Carruthers Geocoronal Observatory
Carruthers Geocoronal Observatory (GCO) is a recently selected small satellite mission that will help physicists understand the uppermost parts of the Earth's atmosphere. It contains two UV imagers that will take pictures of the light from the Sun scattering off hydrogen in the Earth's exosphere.
Carruthers will orbit around L1, a point of gravitational equilibrium about 1.5 million km from the Earth where it will be able to observe the entirety of the exosphere continuously over several years.
From each vantage along its orbit CGO measures the number of hydrogen atoms in a series of cone shaped slices through the atmosphere; one cone per pixel on the sensor.
If enough of these slices are collected from different measurement locations, it is possible to reconstruct the full 3D hydrogen density. This process is known as tomographic reconstruction. Note that this only applies to the uppermost part of the atmosphere, as the lower thick part of the atmosphere is dense enough that photons generally scatter multiple times before being detected, requiring a more complicated radiative transfer model.

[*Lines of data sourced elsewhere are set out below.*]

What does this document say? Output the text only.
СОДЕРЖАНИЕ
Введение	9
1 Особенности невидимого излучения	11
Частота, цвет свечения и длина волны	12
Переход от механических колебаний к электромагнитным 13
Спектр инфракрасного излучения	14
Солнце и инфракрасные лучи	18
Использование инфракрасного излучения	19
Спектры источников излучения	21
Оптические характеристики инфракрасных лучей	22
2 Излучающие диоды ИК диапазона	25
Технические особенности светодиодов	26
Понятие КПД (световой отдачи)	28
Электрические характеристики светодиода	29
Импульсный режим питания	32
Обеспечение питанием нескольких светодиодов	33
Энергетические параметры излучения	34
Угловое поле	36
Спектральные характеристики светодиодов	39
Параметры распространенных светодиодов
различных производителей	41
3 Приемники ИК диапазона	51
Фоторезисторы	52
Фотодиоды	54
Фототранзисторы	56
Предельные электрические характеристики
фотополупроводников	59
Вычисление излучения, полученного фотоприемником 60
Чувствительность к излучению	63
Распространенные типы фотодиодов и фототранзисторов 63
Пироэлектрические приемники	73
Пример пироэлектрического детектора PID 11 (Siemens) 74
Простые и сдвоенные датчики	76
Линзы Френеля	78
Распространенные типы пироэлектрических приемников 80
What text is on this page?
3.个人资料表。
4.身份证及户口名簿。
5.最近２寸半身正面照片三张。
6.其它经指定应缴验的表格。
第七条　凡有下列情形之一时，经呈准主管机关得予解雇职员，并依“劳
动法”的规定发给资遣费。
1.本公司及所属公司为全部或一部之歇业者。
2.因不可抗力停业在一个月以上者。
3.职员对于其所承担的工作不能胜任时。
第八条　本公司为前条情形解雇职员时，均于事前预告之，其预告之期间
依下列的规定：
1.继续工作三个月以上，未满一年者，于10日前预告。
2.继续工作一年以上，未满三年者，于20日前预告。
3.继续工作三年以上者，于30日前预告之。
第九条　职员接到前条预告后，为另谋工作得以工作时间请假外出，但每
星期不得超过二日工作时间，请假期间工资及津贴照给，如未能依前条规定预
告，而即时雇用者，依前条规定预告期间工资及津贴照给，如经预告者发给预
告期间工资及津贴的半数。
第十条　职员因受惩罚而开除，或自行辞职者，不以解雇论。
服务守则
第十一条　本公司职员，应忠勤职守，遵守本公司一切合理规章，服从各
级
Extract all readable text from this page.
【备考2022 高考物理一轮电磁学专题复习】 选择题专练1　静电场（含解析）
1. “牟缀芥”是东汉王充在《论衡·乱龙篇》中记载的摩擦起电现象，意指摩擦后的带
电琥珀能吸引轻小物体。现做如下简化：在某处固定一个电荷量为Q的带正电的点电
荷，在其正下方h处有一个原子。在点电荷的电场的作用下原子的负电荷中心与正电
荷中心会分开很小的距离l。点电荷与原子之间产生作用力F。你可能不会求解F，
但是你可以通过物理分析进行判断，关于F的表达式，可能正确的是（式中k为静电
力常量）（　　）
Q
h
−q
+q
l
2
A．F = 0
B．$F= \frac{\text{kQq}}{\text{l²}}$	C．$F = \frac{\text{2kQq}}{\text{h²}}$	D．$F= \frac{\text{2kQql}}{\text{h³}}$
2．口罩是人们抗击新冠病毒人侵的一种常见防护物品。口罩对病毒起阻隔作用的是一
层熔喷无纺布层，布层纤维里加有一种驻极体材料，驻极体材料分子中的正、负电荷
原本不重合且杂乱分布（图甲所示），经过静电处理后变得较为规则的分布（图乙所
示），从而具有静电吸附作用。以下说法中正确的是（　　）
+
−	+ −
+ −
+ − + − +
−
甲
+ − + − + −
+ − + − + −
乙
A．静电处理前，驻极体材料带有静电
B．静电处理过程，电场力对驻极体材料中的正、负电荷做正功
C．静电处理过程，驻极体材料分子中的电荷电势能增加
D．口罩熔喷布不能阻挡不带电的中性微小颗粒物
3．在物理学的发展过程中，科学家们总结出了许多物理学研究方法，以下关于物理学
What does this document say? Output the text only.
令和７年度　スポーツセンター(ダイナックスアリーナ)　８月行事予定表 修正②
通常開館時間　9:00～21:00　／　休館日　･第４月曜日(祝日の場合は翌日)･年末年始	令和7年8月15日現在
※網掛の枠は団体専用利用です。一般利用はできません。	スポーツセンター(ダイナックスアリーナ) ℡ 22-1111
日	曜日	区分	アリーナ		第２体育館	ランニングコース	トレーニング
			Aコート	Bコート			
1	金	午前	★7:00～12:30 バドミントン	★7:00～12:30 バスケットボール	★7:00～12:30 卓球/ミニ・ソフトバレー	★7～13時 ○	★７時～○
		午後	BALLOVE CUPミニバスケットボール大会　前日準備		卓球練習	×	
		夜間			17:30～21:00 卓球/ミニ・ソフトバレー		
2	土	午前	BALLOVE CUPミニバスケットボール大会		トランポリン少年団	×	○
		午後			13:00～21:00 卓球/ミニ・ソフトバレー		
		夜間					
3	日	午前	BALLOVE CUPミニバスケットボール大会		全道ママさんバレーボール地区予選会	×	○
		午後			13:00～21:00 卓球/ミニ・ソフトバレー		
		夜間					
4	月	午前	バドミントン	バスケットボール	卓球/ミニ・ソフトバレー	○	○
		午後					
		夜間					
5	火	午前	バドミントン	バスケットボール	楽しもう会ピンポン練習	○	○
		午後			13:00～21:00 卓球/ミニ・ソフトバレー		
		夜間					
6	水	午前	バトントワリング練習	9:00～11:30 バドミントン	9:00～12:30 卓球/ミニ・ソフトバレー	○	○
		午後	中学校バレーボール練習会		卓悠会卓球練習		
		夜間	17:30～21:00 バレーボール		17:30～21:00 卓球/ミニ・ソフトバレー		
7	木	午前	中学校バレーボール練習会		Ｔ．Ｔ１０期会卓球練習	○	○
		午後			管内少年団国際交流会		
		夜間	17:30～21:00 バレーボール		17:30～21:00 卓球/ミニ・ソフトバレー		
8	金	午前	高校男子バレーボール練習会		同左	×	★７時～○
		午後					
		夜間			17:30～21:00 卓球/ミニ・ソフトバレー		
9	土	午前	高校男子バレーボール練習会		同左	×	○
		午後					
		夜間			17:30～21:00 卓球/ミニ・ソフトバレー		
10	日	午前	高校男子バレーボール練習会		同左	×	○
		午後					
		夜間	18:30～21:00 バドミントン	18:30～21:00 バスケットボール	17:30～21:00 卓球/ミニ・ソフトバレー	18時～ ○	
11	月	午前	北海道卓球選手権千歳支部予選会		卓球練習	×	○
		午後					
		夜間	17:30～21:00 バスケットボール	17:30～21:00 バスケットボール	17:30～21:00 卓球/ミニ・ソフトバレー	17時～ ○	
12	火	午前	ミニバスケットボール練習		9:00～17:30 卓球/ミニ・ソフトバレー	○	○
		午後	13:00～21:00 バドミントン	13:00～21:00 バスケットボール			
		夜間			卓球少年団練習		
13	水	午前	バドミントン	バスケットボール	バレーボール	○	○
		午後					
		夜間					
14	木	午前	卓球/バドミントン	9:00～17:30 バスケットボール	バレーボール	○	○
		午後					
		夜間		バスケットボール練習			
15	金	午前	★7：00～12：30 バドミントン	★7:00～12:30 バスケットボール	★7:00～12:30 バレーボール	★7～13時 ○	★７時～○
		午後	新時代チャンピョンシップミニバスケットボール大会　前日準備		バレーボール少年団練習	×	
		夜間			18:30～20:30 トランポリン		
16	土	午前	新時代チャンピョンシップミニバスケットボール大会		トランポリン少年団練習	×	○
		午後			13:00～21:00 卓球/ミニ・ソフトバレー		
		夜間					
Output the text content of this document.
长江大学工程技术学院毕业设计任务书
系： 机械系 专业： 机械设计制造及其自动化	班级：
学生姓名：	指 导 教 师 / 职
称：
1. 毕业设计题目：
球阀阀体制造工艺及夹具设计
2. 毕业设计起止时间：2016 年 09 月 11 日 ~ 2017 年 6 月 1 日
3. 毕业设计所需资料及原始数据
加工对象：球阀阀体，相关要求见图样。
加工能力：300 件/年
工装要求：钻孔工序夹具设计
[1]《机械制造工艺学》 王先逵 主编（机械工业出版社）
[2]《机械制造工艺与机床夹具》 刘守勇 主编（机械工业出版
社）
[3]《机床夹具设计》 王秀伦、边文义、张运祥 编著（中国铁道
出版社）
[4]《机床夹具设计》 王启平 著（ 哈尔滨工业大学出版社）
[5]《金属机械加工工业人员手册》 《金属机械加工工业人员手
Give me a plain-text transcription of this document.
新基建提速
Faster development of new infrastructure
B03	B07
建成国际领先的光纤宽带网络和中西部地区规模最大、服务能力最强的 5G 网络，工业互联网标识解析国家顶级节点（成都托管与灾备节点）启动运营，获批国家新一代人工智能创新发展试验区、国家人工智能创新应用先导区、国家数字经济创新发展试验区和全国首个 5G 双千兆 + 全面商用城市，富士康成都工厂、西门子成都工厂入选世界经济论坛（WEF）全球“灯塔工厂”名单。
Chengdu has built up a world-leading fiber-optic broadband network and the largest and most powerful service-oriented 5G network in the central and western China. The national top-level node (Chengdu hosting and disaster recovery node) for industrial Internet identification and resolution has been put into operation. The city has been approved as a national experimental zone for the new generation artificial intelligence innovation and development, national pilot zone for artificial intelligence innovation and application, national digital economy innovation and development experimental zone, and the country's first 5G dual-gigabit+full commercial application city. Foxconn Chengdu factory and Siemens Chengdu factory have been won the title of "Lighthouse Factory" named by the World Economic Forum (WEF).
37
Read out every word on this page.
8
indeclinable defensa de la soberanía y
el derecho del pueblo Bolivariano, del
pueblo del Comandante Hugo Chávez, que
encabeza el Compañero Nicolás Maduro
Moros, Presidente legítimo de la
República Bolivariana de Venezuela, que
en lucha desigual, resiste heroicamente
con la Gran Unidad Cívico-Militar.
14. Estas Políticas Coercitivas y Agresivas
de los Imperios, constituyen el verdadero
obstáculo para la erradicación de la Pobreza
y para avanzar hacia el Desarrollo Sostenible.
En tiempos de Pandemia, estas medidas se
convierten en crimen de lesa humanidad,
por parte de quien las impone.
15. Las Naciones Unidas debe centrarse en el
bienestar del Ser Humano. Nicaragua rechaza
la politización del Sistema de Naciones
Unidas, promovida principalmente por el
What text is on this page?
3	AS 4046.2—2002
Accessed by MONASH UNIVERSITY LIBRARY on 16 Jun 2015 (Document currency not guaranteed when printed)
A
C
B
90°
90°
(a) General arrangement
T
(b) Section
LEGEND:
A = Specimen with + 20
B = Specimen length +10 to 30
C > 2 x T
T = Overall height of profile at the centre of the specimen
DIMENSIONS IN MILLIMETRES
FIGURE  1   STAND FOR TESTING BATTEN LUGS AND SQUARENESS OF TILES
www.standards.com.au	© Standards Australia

My research on the Carruthers mission pertains to answering the following questions:
- Given the limited number of measurement locations available in the CGO orbit, how can we incorporate prior knowledge about the distribution of hydrogen to "fill in" the gaps in our measurements.
- If the distribution of hydrogen evolves while measurements are taken, how can knowledge of this evolution be integrated into reconstructions?
- Given the above questions, how can we verify CGO reconstructions will meet mission requirements on reconstruction accuracy and precision?
Answering these questions will form the bulk of the work of my PhD.